All of us have been there. You plan to eat healthily and frugally, but you drop into the shops when you are hungry; you come home late from work and order a takeaway, and you end up throwing out half the contents of the fridge uneaten because it has passed its use-by date.
You are not alone. A 2014 study estimated that $31 million of food ends up in landfill in Canada every year. Even without the environmental impact, that’s a lot of money to end up in the trash!
You can try to reduce waste by planning your weekly menu out in advance, but that doesn’t always work – the unexpected happens, and you’re not always in the mood to make that exotic dish that requires an hour of food prep time when you get in from a busy day.
A simpler and more flexible way to reduce your food costs and waste is to stock your pantry with Store Cupboard Basics – a small number of essential ingredients that you can buy cheaply in bulk that will keep for a long period of time, and only need to be supplemented by some perishables – such as milk, eggs and fruit and veg – in your daily or weekly shop.
These are the top ten Store Cupboard Basics:
Rice – the world’s most common staple food, rice is incredibly versatile – with basic cooking skills, it can be turned into soups, stews, paella, risotto and rice pudding. White rice can be bought incredibly cheaply in large quantities and lasts more or less forever as long as it is stored correctly.
Tomato paste/sauce – these can also be brought very cheaply – particularly if you use supermarkets’ own brand – and form an instant base for soups, stews and sauces of all kinds. For the quickest meal of all, heat them in a pan and add to pasta with some salt and black pepper – quicker and tastier than any takeaway, and much healthier too!

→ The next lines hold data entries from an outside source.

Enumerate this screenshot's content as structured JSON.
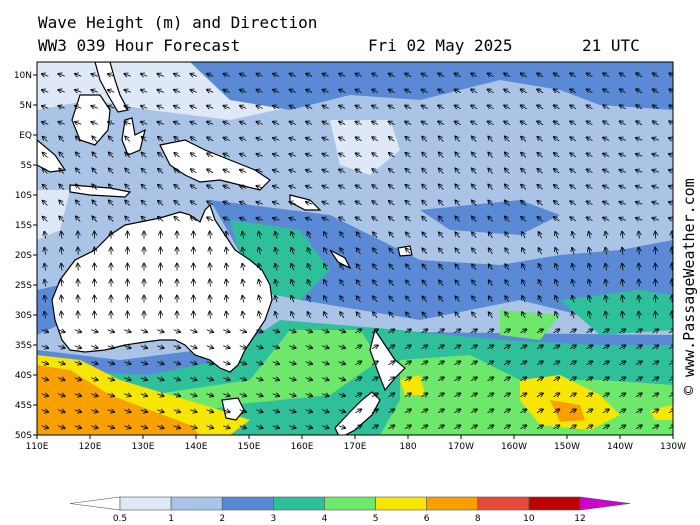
{
  "header": {
    "title_line1": "Wave Height (m) and Direction",
    "title_line2": "WW3 039 Hour Forecast",
    "date": "Fri 02 May 2025",
    "time": "21 UTC"
  },
  "credit": "© www.PassageWeather.com",
  "axes": {
    "lat_labels": [
      "10N",
      "5N",
      "EQ",
      "5S",
      "10S",
      "15S",
      "20S",
      "25S",
      "30S",
      "35S",
      "40S",
      "45S",
      "50S"
    ],
    "lon_labels": [
      "110E",
      "120E",
      "130E",
      "140E",
      "150E",
      "160E",
      "170E",
      "180",
      "170W",
      "160W",
      "150W",
      "140W",
      "130W"
    ]
  },
  "legend": {
    "ticks": [
      "0.5",
      "1",
      "2",
      "3",
      "4",
      "5",
      "6",
      "8",
      "10",
      "12"
    ],
    "colors": [
      "#dfe8f6",
      "#a9c4e6",
      "#5a8ad6",
      "#2ec09a",
      "#6ee86a",
      "#f7e600",
      "#f7a000",
      "#e84a3a",
      "#c00000",
      "#d000d0"
    ]
  },
  "colors": {
    "land": "#ffffff",
    "coast": "#000000",
    "sea_calm": "#a9c4e6",
    "sea_moderate": "#5a8ad6"
  }
}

Frozen green veg – technically a freezer rather than a cupboard item, these are considerably cheaper and last much longer than leafy fresh veg, and still contain B vitamins and flavonoids, as they are frozen within seconds of being harvested.
Salt and Pepper grinders – so they are easily forgotten, salt and pepper impart an enormous amount of flavour to everything from pasta and green veg to sauces and stir fries during the cooking process. Grinding them straight before use imparts a greater depth to their flavours.

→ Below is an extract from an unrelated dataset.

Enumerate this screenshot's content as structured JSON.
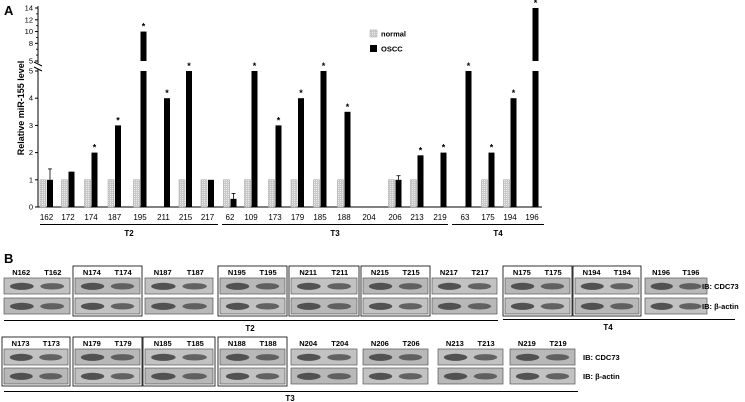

Fresh growing herbs – these can be bought from supermarkets and markets and cultivated in your garden or windowsill. Whether it’s leafy basil or woody rosemary, these can impart an amazing amount of flavour for very little work.
Lemon juice – lasting much longer and easier to store than fresh lemons, this adds a fresh citrus zing and plenty of vitamin C to sauces and sweets.

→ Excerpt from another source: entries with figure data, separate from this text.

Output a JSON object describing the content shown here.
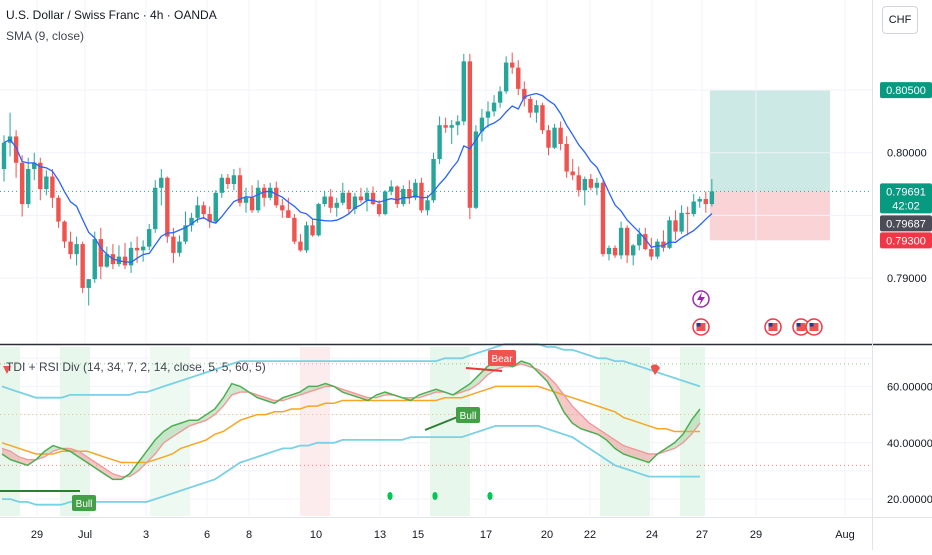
{
  "header": {
    "title": "U.S. Dollar / Swiss Franc · 4h · OANDA",
    "sma_label": "SMA (9, close)",
    "currency": "CHF"
  },
  "indicator": {
    "label": "TDI + RSI Div (14, 34, 7, 2, 14, close, 5, 5, 60, 5)",
    "bear_label": "Bear",
    "bull_labels": [
      "Bull",
      "Bull"
    ]
  },
  "chart_data": [
    {
      "type": "candlestick",
      "title": "U.S. Dollar / Swiss Franc · 4h · OANDA",
      "xlabel": "",
      "ylabel": "",
      "x_tick_labels": [
        "29",
        "Jul",
        "3",
        "6",
        "8",
        "10",
        "13",
        "15",
        "17",
        "20",
        "22",
        "24",
        "27",
        "29",
        "Aug"
      ],
      "y_tick_labels": [
        "0.79000",
        "0.80000"
      ],
      "ylim": [
        0.7848,
        0.8122
      ],
      "price_labels": {
        "target": "0.80500",
        "last": "0.79691",
        "countdown": "42:02",
        "sma": "0.79687",
        "stop": "0.79300"
      },
      "sma_period": 9,
      "candles": [
        [
          0.7987,
          0.8014,
          0.7977,
          0.8008
        ],
        [
          0.8008,
          0.8032,
          0.7997,
          0.8013
        ],
        [
          0.8013,
          0.8018,
          0.798,
          0.7992
        ],
        [
          0.7992,
          0.7998,
          0.7949,
          0.7959
        ],
        [
          0.7959,
          0.7996,
          0.7956,
          0.7987
        ],
        [
          0.7987,
          0.8,
          0.7978,
          0.7992
        ],
        [
          0.7992,
          0.7996,
          0.7962,
          0.7971
        ],
        [
          0.7971,
          0.7986,
          0.7966,
          0.7981
        ],
        [
          0.7981,
          0.7987,
          0.7956,
          0.7964
        ],
        [
          0.7964,
          0.7966,
          0.794,
          0.7945
        ],
        [
          0.7945,
          0.7946,
          0.7924,
          0.7929
        ],
        [
          0.7929,
          0.7937,
          0.7915,
          0.7919
        ],
        [
          0.7919,
          0.7933,
          0.791,
          0.7927
        ],
        [
          0.7927,
          0.7929,
          0.7888,
          0.7892
        ],
        [
          0.7892,
          0.7899,
          0.7878,
          0.7899
        ],
        [
          0.7899,
          0.7937,
          0.7896,
          0.7931
        ],
        [
          0.7931,
          0.794,
          0.7899,
          0.7909
        ],
        [
          0.7909,
          0.7925,
          0.7908,
          0.7919
        ],
        [
          0.7919,
          0.7927,
          0.7907,
          0.7911
        ],
        [
          0.7911,
          0.7926,
          0.7909,
          0.7917
        ],
        [
          0.7917,
          0.7928,
          0.7907,
          0.791
        ],
        [
          0.791,
          0.7929,
          0.7904,
          0.7924
        ],
        [
          0.7924,
          0.7933,
          0.7912,
          0.7922
        ],
        [
          0.7922,
          0.793,
          0.7913,
          0.7925
        ],
        [
          0.7925,
          0.7943,
          0.7922,
          0.7939
        ],
        [
          0.7939,
          0.7978,
          0.7936,
          0.7972
        ],
        [
          0.7972,
          0.7987,
          0.7958,
          0.798
        ],
        [
          0.798,
          0.7981,
          0.7928,
          0.7933
        ],
        [
          0.7933,
          0.794,
          0.7912,
          0.792
        ],
        [
          0.792,
          0.7934,
          0.7917,
          0.7929
        ],
        [
          0.7929,
          0.7953,
          0.7927,
          0.7942
        ],
        [
          0.7942,
          0.7952,
          0.7937,
          0.7948
        ],
        [
          0.7948,
          0.7965,
          0.7944,
          0.7958
        ],
        [
          0.7958,
          0.7961,
          0.7947,
          0.7951
        ],
        [
          0.7951,
          0.7957,
          0.794,
          0.7945
        ],
        [
          0.7945,
          0.797,
          0.7944,
          0.7968
        ],
        [
          0.7968,
          0.7983,
          0.7964,
          0.798
        ],
        [
          0.798,
          0.7983,
          0.7971,
          0.7975
        ],
        [
          0.7975,
          0.7987,
          0.797,
          0.7982
        ],
        [
          0.7982,
          0.7988,
          0.7957,
          0.796
        ],
        [
          0.796,
          0.7972,
          0.7952,
          0.7964
        ],
        [
          0.7964,
          0.7974,
          0.7952,
          0.7954
        ],
        [
          0.7954,
          0.7978,
          0.7952,
          0.7972
        ],
        [
          0.7972,
          0.7975,
          0.7957,
          0.7964
        ],
        [
          0.7964,
          0.7976,
          0.7962,
          0.7972
        ],
        [
          0.7972,
          0.7977,
          0.7956,
          0.7958
        ],
        [
          0.7958,
          0.7963,
          0.7948,
          0.7954
        ],
        [
          0.7954,
          0.7964,
          0.7948,
          0.7948
        ],
        [
          0.7948,
          0.7951,
          0.7927,
          0.7929
        ],
        [
          0.7929,
          0.7935,
          0.7921,
          0.7922
        ],
        [
          0.7922,
          0.7945,
          0.792,
          0.7942
        ],
        [
          0.7942,
          0.7947,
          0.7933,
          0.7934
        ],
        [
          0.7934,
          0.796,
          0.7933,
          0.7959
        ],
        [
          0.7959,
          0.7969,
          0.7957,
          0.7965
        ],
        [
          0.7965,
          0.7971,
          0.7952,
          0.7956
        ],
        [
          0.7956,
          0.7964,
          0.7949,
          0.796
        ],
        [
          0.796,
          0.7976,
          0.7958,
          0.7968
        ],
        [
          0.7968,
          0.797,
          0.7951,
          0.7955
        ],
        [
          0.7955,
          0.7968,
          0.7951,
          0.7965
        ],
        [
          0.7965,
          0.7972,
          0.796,
          0.7962
        ],
        [
          0.7962,
          0.7972,
          0.7953,
          0.7968
        ],
        [
          0.7968,
          0.7973,
          0.7958,
          0.7959
        ],
        [
          0.7959,
          0.7962,
          0.7949,
          0.7951
        ],
        [
          0.7951,
          0.797,
          0.795,
          0.7969
        ],
        [
          0.7969,
          0.7978,
          0.7966,
          0.7973
        ],
        [
          0.7973,
          0.7974,
          0.7956,
          0.7959
        ],
        [
          0.7959,
          0.7974,
          0.7957,
          0.7971
        ],
        [
          0.7971,
          0.7978,
          0.7959,
          0.7964
        ],
        [
          0.7964,
          0.7979,
          0.7962,
          0.7976
        ],
        [
          0.7976,
          0.798,
          0.7952,
          0.7954
        ],
        [
          0.7954,
          0.7966,
          0.795,
          0.7962
        ],
        [
          0.7962,
          0.8,
          0.796,
          0.7995
        ],
        [
          0.7995,
          0.8029,
          0.7991,
          0.8022
        ],
        [
          0.8022,
          0.8028,
          0.8016,
          0.802
        ],
        [
          0.802,
          0.8026,
          0.8007,
          0.8022
        ],
        [
          0.8022,
          0.803,
          0.8014,
          0.8025
        ],
        [
          0.8025,
          0.8079,
          0.8022,
          0.8073
        ],
        [
          0.8073,
          0.8079,
          0.7947,
          0.7956
        ],
        [
          0.7956,
          0.8022,
          0.7955,
          0.8017
        ],
        [
          0.8017,
          0.8035,
          0.8009,
          0.8028
        ],
        [
          0.8028,
          0.8041,
          0.802,
          0.8033
        ],
        [
          0.8033,
          0.8046,
          0.8029,
          0.804
        ],
        [
          0.804,
          0.8053,
          0.8036,
          0.8049
        ],
        [
          0.8049,
          0.8077,
          0.8047,
          0.8072
        ],
        [
          0.8072,
          0.808,
          0.8063,
          0.8068
        ],
        [
          0.8068,
          0.8074,
          0.8046,
          0.8051
        ],
        [
          0.8051,
          0.8057,
          0.8037,
          0.8043
        ],
        [
          0.8043,
          0.8045,
          0.8028,
          0.8032
        ],
        [
          0.8032,
          0.8042,
          0.8024,
          0.8038
        ],
        [
          0.8038,
          0.804,
          0.8015,
          0.8018
        ],
        [
          0.8018,
          0.8022,
          0.7998,
          0.8004
        ],
        [
          0.8004,
          0.8023,
          0.8003,
          0.802
        ],
        [
          0.802,
          0.8025,
          0.8002,
          0.8007
        ],
        [
          0.8007,
          0.8013,
          0.798,
          0.7985
        ],
        [
          0.7985,
          0.7995,
          0.7978,
          0.7982
        ],
        [
          0.7982,
          0.7989,
          0.7965,
          0.797
        ],
        [
          0.797,
          0.7981,
          0.7958,
          0.7979
        ],
        [
          0.7979,
          0.7983,
          0.797,
          0.7972
        ],
        [
          0.7972,
          0.798,
          0.7966,
          0.7976
        ],
        [
          0.7976,
          0.7978,
          0.7917,
          0.7919
        ],
        [
          0.7919,
          0.7926,
          0.7914,
          0.7924
        ],
        [
          0.7924,
          0.7926,
          0.7916,
          0.7918
        ],
        [
          0.7918,
          0.7945,
          0.7915,
          0.794
        ],
        [
          0.794,
          0.7942,
          0.7912,
          0.7918
        ],
        [
          0.7918,
          0.7927,
          0.791,
          0.7926
        ],
        [
          0.7926,
          0.794,
          0.7922,
          0.7935
        ],
        [
          0.7935,
          0.794,
          0.7922,
          0.7923
        ],
        [
          0.7923,
          0.7932,
          0.7914,
          0.7917
        ],
        [
          0.7917,
          0.7931,
          0.7915,
          0.7929
        ],
        [
          0.7929,
          0.7938,
          0.7921,
          0.7924
        ],
        [
          0.7924,
          0.7949,
          0.7923,
          0.7946
        ],
        [
          0.7946,
          0.7954,
          0.793,
          0.7937
        ],
        [
          0.7937,
          0.7958,
          0.7935,
          0.7952
        ],
        [
          0.7952,
          0.7957,
          0.7934,
          0.7951
        ],
        [
          0.7951,
          0.7967,
          0.7949,
          0.7961
        ],
        [
          0.7961,
          0.7965,
          0.7956,
          0.7963
        ],
        [
          0.7963,
          0.7969,
          0.7952,
          0.7959
        ],
        [
          0.7959,
          0.7979,
          0.7957,
          0.79691
        ]
      ],
      "position": {
        "entry": 0.79691,
        "target": 0.805,
        "stop": 0.793
      },
      "event_markers": [
        "lightning-event",
        "us-flag",
        "us-flag",
        "us-flag",
        "us-flag"
      ]
    },
    {
      "type": "line",
      "title": "TDI + RSI Div (14, 34, 7, 2, 14, close, 5, 5, 60, 5)",
      "xlabel": "",
      "ylabel": "",
      "y_tick_labels": [
        "20.00000",
        "40.00000",
        "60.00000"
      ],
      "ylim": [
        14,
        74
      ],
      "levels": [
        32,
        50,
        68
      ],
      "series": [
        {
          "values": [
            36,
            34,
            33,
            32,
            34,
            37,
            39,
            38,
            37,
            35,
            33,
            31,
            29,
            27,
            27,
            29,
            33,
            37,
            41,
            44,
            46,
            47,
            48,
            48,
            50,
            52,
            56,
            61,
            60,
            58,
            56,
            55,
            54,
            56,
            57,
            58,
            60,
            60,
            61,
            60,
            58,
            57,
            56,
            55,
            57,
            58,
            57,
            56,
            55,
            57,
            58,
            59,
            58,
            57,
            59,
            61,
            64,
            67,
            69,
            68,
            67,
            69,
            68,
            65,
            62,
            57,
            51,
            47,
            45,
            44,
            43,
            41,
            38,
            36,
            35,
            34,
            33,
            36,
            38,
            40,
            43,
            48,
            52
          ]
        },
        {
          "values": [
            38,
            37,
            35,
            34,
            34,
            35,
            37,
            38,
            38,
            37,
            35,
            33,
            31,
            29,
            28,
            28,
            30,
            33,
            36,
            40,
            42,
            44,
            46,
            47,
            48,
            50,
            53,
            57,
            58,
            58,
            57,
            56,
            55,
            55,
            56,
            57,
            58,
            59,
            60,
            60,
            59,
            58,
            57,
            56,
            56,
            57,
            57,
            56,
            56,
            56,
            57,
            58,
            58,
            57,
            58,
            59,
            61,
            64,
            66,
            67,
            67,
            68,
            67,
            66,
            64,
            61,
            57,
            53,
            50,
            47,
            45,
            43,
            41,
            39,
            38,
            37,
            36,
            36,
            37,
            38,
            40,
            43,
            47
          ]
        },
        {
          "values": [
            40,
            39,
            38,
            37,
            36,
            36,
            36,
            37,
            37,
            37,
            37,
            36,
            35,
            34,
            33,
            33,
            33,
            33,
            34,
            35,
            36,
            38,
            39,
            40,
            41,
            43,
            44,
            46,
            48,
            49,
            50,
            50,
            51,
            51,
            52,
            52,
            53,
            53,
            54,
            54,
            55,
            55,
            55,
            55,
            55,
            55,
            55,
            55,
            55,
            55,
            55,
            55,
            56,
            56,
            56,
            57,
            58,
            59,
            60,
            60,
            60,
            60,
            60,
            60,
            59,
            58,
            57,
            56,
            55,
            54,
            53,
            52,
            51,
            49,
            48,
            47,
            46,
            45,
            45,
            44,
            44,
            44,
            44
          ]
        },
        {
          "values": [
            60,
            59,
            58,
            57,
            56,
            56,
            56,
            56,
            57,
            57,
            57,
            57,
            57,
            57,
            57,
            57,
            58,
            58,
            59,
            60,
            61,
            62,
            63,
            64,
            65,
            66,
            67,
            68,
            69,
            69,
            69,
            69,
            69,
            69,
            69,
            69,
            69,
            69,
            69,
            69,
            69,
            69,
            69,
            69,
            69,
            69,
            69,
            69,
            69,
            69,
            69,
            69,
            70,
            70,
            70,
            71,
            72,
            73,
            74,
            75,
            75,
            75,
            75,
            75,
            74,
            74,
            73,
            73,
            72,
            71,
            70,
            70,
            69,
            69,
            68,
            67,
            66,
            65,
            64,
            63,
            62,
            61,
            60
          ]
        },
        {
          "values": [
            20,
            20,
            19,
            19,
            18,
            18,
            18,
            18,
            19,
            19,
            19,
            19,
            19,
            19,
            19,
            19,
            19,
            19,
            20,
            21,
            22,
            23,
            24,
            25,
            26,
            27,
            29,
            31,
            33,
            34,
            35,
            36,
            37,
            38,
            38,
            39,
            39,
            40,
            40,
            40,
            41,
            41,
            41,
            41,
            41,
            41,
            41,
            41,
            42,
            42,
            42,
            42,
            42,
            42,
            42,
            43,
            44,
            45,
            46,
            46,
            46,
            46,
            46,
            46,
            45,
            44,
            43,
            42,
            40,
            38,
            36,
            34,
            32,
            31,
            30,
            29,
            28,
            28,
            28,
            28,
            28,
            28,
            28
          ]
        }
      ],
      "signals": [
        "Bear",
        "Bull",
        "Bull"
      ]
    }
  ],
  "colors": {
    "up": "#26a69a",
    "down": "#ef5350",
    "sma": "#2962ff",
    "rsi": "#4caf50",
    "signal": "#ef9a9a",
    "baseline": "#f5a623",
    "band": "#7ad0e4",
    "target_zone": "#cde9e6",
    "stop_zone": "#f9d3d5",
    "target_tag": "#089981",
    "stop_tag": "#f23645",
    "sma_tag": "#4a4d57",
    "bear_tag": "#ef5350",
    "bull_tag": "#43a047"
  }
}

Flour – a must for home baking, this is also vital for thickening sauces and stews. It can be bought cheaply in large quantities and lasts for a long time as if stored in a cool dark place. If you follow the paleo/keto diets, you can always substitute with coconut or almond flour.
Stock cubes or stock pots – a vital base for soups and stews, they can also be mixed with a little oil to add a greater depth of flavour to sauces and gravies.